“La Stranezza”: quando il teatro è verità, bellezza e grazia
di Franco Olearo*
–
“LA STRANEZZA“, UN FILM CHE PROVA A PORTARE SUL GRANDE SCHERMO LA VISIONE DELL’UOMO DEL GRANDE MAESTRO LUIGI PIRANDELLO
Roma, 1920. Il noto scrittore Luigi Pirandello (1867-1936) lascia la Capitale in treno per raggiungere la Sicilia: ha intenzione di incontrare l’altrettanto noto drammaturgo e amico Giovanni Verga (1840-1922) in occasione del suo ottantesimo compleanno. Arrivato ad Agrigento (allora Girgenti) viene informato che proprio il giorno prima è morta la sua amata balia, Maria Stella. Pirandello decide di fermarsi per organizzare il funerale e una sua degna sepoltura. Con l’occasione fa la conoscenza di due becchini: Onofrio e Bastiano che per diletto, con il sostegno di molti volontari della città, organizzano rappresentazioni teatrali. Privo ormai da troppo tempo di ispirazione, Pirandello decide di andare a vedere l’opera teatrale dei due autori-becchini. Saranno la sua fonte di ispirazione principale per la stesura della sua opera teatrale più nota: Sei personaggi in cerca di autore.
La Stranezza, quest’ultimo film di Roberto Andò (siciliano) distribuito nelle sale italiane è un omaggio al teatro e alla Sicilia. Certamente si parla di Luigi Pirandello ma certi monologhi in rima sul palco in puro dialetto siciliano di Salvatore Ficarra, il racconto delle prove generali di una compagnia di dilettanti di Girgenti, fra errori e risate, le citazioni dal Marcantonio di Shakespeare da parte di un vecchio suggeritore, diventano la fascinazione di un’arte che coinvolge chi recita come chi ascolta, che è nata con l’uomo e che non potrà tramontare. Ma anche la Sicilia è protagonista in questo film: con le sue magnifiche ville barocche, con quella lunga carrellata fra gli archivi polverosi del comune, dove tutto è ben catalogato ma tutto è fermo ma soprattutto di una Sicilia colta: il becchino e scrittore di commedie, interpretato da Valentino Picone, trova sempre la citazione giusta di qualche classico latino per sintetizzare ciò che sta accadendo. Infine la sequenza dell’incontro fra Giovanni Verga e Luigi Pirandello diventa espressione dell’importante contributo che ha saputo dare la Sicilia alla letteratura italiana.

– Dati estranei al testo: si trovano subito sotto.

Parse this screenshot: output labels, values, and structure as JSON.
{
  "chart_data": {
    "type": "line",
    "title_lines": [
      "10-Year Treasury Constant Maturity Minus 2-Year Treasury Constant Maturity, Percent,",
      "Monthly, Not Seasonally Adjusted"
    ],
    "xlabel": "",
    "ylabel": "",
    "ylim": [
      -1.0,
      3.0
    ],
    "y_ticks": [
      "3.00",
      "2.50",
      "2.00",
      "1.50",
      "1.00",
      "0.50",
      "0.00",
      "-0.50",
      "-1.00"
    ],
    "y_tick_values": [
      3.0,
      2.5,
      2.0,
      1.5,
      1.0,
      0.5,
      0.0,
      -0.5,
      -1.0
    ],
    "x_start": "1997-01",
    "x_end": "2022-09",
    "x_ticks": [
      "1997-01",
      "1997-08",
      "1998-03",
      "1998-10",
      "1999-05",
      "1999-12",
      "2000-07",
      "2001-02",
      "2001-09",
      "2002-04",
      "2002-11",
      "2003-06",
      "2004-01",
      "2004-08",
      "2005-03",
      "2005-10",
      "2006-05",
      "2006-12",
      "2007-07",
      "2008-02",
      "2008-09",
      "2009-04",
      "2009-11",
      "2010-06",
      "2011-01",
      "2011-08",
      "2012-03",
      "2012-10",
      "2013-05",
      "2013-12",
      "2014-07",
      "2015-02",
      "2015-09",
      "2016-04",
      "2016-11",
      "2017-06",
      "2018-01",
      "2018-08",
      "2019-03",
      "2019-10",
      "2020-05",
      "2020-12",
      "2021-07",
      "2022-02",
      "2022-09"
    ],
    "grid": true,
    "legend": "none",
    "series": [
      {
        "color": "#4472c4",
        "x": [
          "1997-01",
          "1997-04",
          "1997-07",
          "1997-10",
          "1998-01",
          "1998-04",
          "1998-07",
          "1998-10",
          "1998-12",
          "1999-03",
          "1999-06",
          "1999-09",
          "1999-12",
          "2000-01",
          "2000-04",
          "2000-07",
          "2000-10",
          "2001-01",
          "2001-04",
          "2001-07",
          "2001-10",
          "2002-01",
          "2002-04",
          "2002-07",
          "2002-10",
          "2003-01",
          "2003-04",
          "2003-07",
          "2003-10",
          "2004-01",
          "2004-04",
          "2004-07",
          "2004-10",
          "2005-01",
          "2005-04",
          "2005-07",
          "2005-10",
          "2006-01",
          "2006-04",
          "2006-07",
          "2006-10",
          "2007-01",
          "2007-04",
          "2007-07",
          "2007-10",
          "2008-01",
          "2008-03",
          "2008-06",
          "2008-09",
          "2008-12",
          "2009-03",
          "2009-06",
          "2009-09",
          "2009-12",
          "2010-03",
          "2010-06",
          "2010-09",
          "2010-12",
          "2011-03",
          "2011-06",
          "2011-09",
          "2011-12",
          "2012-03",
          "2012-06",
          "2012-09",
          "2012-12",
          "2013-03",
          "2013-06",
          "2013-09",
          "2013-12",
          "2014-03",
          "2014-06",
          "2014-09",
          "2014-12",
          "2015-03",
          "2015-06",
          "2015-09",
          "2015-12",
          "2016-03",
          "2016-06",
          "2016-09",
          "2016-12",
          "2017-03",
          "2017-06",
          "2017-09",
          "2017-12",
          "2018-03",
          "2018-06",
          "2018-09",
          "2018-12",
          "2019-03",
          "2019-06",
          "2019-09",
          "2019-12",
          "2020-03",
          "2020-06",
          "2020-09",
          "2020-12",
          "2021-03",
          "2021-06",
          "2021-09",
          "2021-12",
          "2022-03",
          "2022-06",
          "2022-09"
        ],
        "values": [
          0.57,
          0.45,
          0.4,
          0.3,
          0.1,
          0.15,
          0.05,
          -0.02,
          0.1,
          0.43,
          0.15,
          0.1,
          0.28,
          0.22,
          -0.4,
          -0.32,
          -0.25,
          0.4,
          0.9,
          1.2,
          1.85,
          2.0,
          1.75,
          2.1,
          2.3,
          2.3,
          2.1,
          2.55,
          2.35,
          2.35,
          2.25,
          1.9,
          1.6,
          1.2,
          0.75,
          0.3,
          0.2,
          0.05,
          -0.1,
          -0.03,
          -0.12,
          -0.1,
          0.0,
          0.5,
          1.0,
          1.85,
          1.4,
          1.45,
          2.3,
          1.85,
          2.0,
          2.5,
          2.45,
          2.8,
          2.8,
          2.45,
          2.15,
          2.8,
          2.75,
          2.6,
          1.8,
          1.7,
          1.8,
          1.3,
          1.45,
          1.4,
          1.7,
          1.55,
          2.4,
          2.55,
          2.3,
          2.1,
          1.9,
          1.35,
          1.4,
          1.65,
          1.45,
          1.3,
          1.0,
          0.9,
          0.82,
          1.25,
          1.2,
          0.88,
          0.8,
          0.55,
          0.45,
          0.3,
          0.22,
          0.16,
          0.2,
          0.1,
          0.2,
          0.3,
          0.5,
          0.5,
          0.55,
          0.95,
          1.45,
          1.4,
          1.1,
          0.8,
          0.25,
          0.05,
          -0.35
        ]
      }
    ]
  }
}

All’interno di questa piacevole e dotta ricostruzione, si inserisce la figura di Luigi Pirandello che non partecipa ma osserva e medita. Bloccato in un periodo di perduta ispirazione, medita sull’uomo e sul teatro. Ha in mente una “stranezza” ma non riesce a metterla a fuoco; sarà proprio interagendo con quella compagnia di dilettanti che qualcosa cambierà. Sul teatro il suo atteggiamento è inizialmente scettico: «il teatro è finzione: come si fa a credere a delle persone che si vestono con delle gorgiere, capelli piumati, pantaloni a sbuffo, nasi e baffi finti per sembrare quello che non sono?». I due teatranti hanno una pronta risposta: «il teatro è verità, bellezza e grazia». Roberto Andò sintetizza la situazione del contesto culturale del tempo, fra il verismo di Verga in uscita e l’irrazionalismo di Pirandello che avanza. «Luigi mio – lo apostrofa l’autore di I Malavoglia – ti sei messo a camminare per una strada desolata, piena di pericoli. Una strada che nessuno ha mai percorso: hai messo una bomba sotto l’edificio che noi con fatica abbiamo costruito».
Riportare in un film la visione che Pirandello ha avuto sull’identità della persona umana, sulla sua situazione tragica di essere inserito in un continuo fluire esistenziale e del suo tentativo di costruirsi delle forme fisse, delle maschere, nelle quali potersi riconoscere non è stata certo impresa facile. Roberto Andò ci mostra un Pirandello che riflette come se stesse già pensando al testo della sua prossima opera teatrale, una riflessione che in realtà è ricavata dalle pagine di Sei personaggi in cerca di autore: «come possiamo intenderci signore, se nelle parole che dico metto il senso e il valore delle cose come sono dentro di me, mentre inevitabilmente chi ascolta le assume con il valore e il senso che hanno per sé». Alla fine, l’aver deciso di essere presente alla prima teatrale della compagnia di Girgenti, l’aver visto come, con grande confusione, tutto si confonde (non c’è più distinzione fra i personaggi, gli attori, il pubblico, l’autore), che Pirandello trova la rappresentazione di quel conflitto dell’essere e la forma che lo porterà a scrivere Sei personaggi in cerca di autore.